Ideas for the building began in the 1960s, when the Whitney Museum sought a new building three times the size of its existing facility. The Whitney occupied the building until 2014, during which, the surrounding area evolved from an elegant residential neighborhood to an upscale commercial hub. In 2016, the museum building was leased to the Metropolitan Museum of Art and became the Met Breuer; the new museum contributed to the neighborhood's transformation but closed in 2020. From 2021 to March 2024, the building became the Frick Madison, the temporary home of the Frick Collection while the Henry Clay Frick House underwent renovation. In 2023, Sotheby's purchased 945 Madison Avenue and announced plans to use the building as its global headquarters.
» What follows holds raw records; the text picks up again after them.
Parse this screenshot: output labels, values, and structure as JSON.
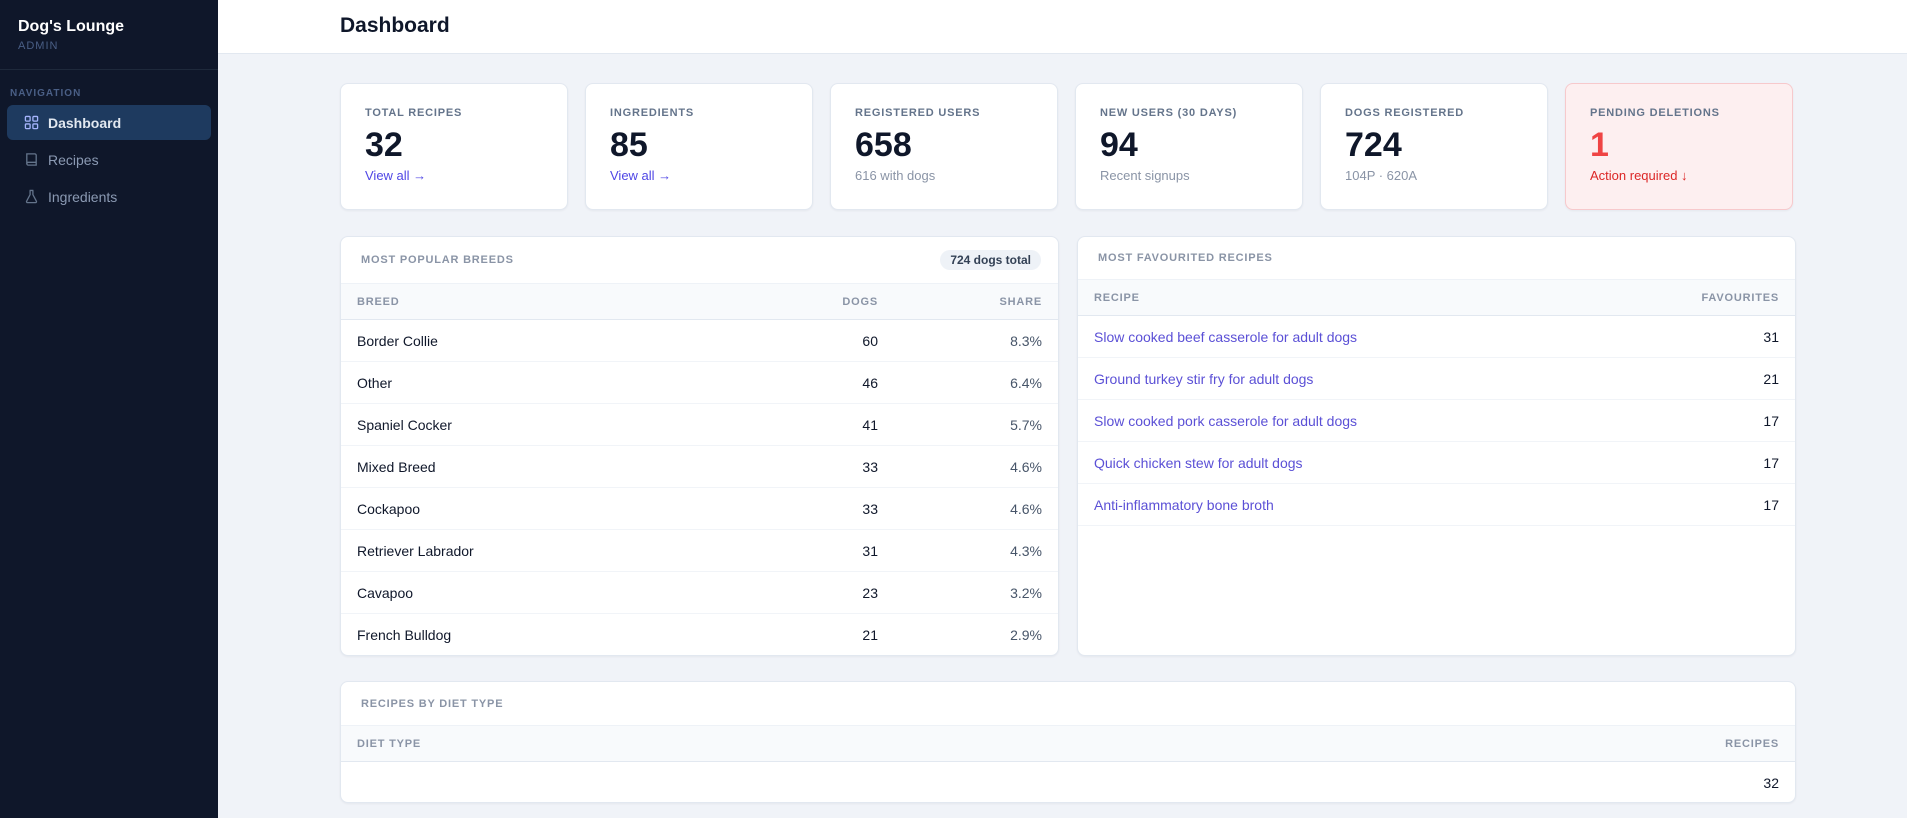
{
  "sidebar": {
    "brand_title": "Dog's Lounge",
    "brand_sub": "ADMIN",
    "nav_heading": "NAVIGATION",
    "items": [
      {
        "label": "Dashboard",
        "icon": "grid-icon",
        "active": true
      },
      {
        "label": "Recipes",
        "icon": "book-icon",
        "active": false
      },
      {
        "label": "Ingredients",
        "icon": "flask-icon",
        "active": false
      }
    ]
  },
  "header": {
    "title": "Dashboard"
  },
  "stats": [
    {
      "label": "TOTAL RECIPES",
      "value": "32",
      "link": "View all →"
    },
    {
      "label": "INGREDIENTS",
      "value": "85",
      "link": "View all →"
    },
    {
      "label": "REGISTERED USERS",
      "value": "658",
      "sub": "616 with dogs"
    },
    {
      "label": "NEW USERS (30 DAYS)",
      "value": "94",
      "sub": "Recent signups"
    },
    {
      "label": "DOGS REGISTERED",
      "value": "724",
      "sub": "104P · 620A"
    },
    {
      "label": "PENDING DELETIONS",
      "value": "1",
      "sub": "Action required ↓"
    }
  ],
  "breeds": {
    "title": "MOST POPULAR BREEDS",
    "badge": "724 dogs total",
    "columns": [
      "BREED",
      "DOGS",
      "SHARE"
    ],
    "rows": [
      {
        "breed": "Border Collie",
        "dogs": "60",
        "share": "8.3%"
      },
      {
        "breed": "Other",
        "dogs": "46",
        "share": "6.4%"
      },
      {
        "breed": "Spaniel Cocker",
        "dogs": "41",
        "share": "5.7%"
      },
      {
        "breed": "Mixed Breed",
        "dogs": "33",
        "share": "4.6%"
      },
      {
        "breed": "Cockapoo",
        "dogs": "33",
        "share": "4.6%"
      },
      {
        "breed": "Retriever Labrador",
        "dogs": "31",
        "share": "4.3%"
      },
      {
        "breed": "Cavapoo",
        "dogs": "23",
        "share": "3.2%"
      },
      {
        "breed": "French Bulldog",
        "dogs": "21",
        "share": "2.9%"
      }
    ]
  },
  "favourites": {
    "title": "MOST FAVOURITED RECIPES",
    "columns": [
      "RECIPE",
      "FAVOURITES"
    ],
    "rows": [
      {
        "recipe": "Slow cooked beef casserole for adult dogs",
        "count": "31"
      },
      {
        "recipe": "Ground turkey stir fry for adult dogs",
        "count": "21"
      },
      {
        "recipe": "Slow cooked pork casserole for adult dogs",
        "count": "17"
      },
      {
        "recipe": "Quick chicken stew for adult dogs",
        "count": "17"
      },
      {
        "recipe": "Anti-inflammatory bone broth",
        "count": "17"
      }
    ]
  },
  "diet": {
    "title": "RECIPES BY DIET TYPE",
    "columns": [
      "DIET TYPE",
      "RECIPES"
    ],
    "rows": [
      {
        "type": "",
        "count": "32"
      }
    ]
  },
  "colors": {
    "sidebar_bg": "#0f172a",
    "accent": "#4f46e5",
    "danger": "#ef4444"
  }
}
The design was controversial, though lauded by notable architecture critics at its opening. The building defined the Whitney Museum's image for nearly 50 years, influencing subsequent projects such as the Cleveland Museum of Art's north wing and Atlanta's Central Library. Breuer's design also influenced the new Whitney Museum building in Lower Manhattan by Renzo Piano, with both buildings featuring cantilevering floor plates and oversized elevators. The structure and surrounding buildings contribute to the Upper East Side Historic District, a New York City and national historic district, and the exterior and parts of the interior are New York City designated landmarks.

The museum building occupies the southeast corner of the intersection of Madison Avenue and 75th Street. The property is considered to be within the Lenox Hill neighborhood within the Upper East Side, one block east of Central Park, in Manhattan, New York City. The original building's site measures around 104 by 125 feet (32 by 38 m), occupying almost 13,000 square feet (1,200 m2).

The site was formerly occupied by six 1880s rowhouses like those that surround it; they had been demolished before the museum purchased the property. The site was an elegant residential area before World War II; after the war, the area took on new luxury apartments and art dealers, becoming the "gallery center of New York". It became an upscale commercial area by the mid-2010s, surrounded by retail shops for global fashion brands, luxury condominiums, and a large Apple Store. The 21st century site changes are partially attributed to development spurred by the Met Breuer's opening in 2016.

945 Madison Avenue was designed for the Whitney Museum of American Art by Marcel Breuer & Associates – primarily Breuer himself and his partner Hamilton P. Smith. Michael H. Irving was the consulting architect, and Paul Weidlinger was the structural engineer. The work was the most significant in New York City for Breuer, and one of the most important of his career. It was his first museum commission, and his first and only remaining work in Manhattan. Breuer was originally a student of the Bauhaus architecture and design school, though he later became one of the leading figures in "New Brutalism" or Brutalism.

Sources variously describe the building's architectural style to be Brutalist or part of the larger Modernist movement. It has been associated with Brutalism due to its large top-heavy massing and its use of exposed raw concrete. The building's Brutalist features were noted by Ada Louise Huxtable in 1966 and Phaidon's Atlas of Brutalist Architecture, published in 2018. When the Metropolitan Museum of Art was a tenant of the building, the museum's curators discouraged the structure's association with Brutalism, saying that Breuer never associated himself with the style, and that contrary to the Brutalist aesthetic, 945 Madison had a colorful, yet subtle, spectrum of colors, and that it overall was supposed to engage visitors. The building's use of concrete was described by Sarah Williams Goldhagen as more of an ideological position than an aesthetic; Goldhagen stated that progressive architects at the time had to choose between using steel and glass or reinforced concrete, typically adhering to one design choice or the other. Steel and glass began to become associated with commercial buildings and mass production, while concrete gave the impression of monumentality, authenticity, and age.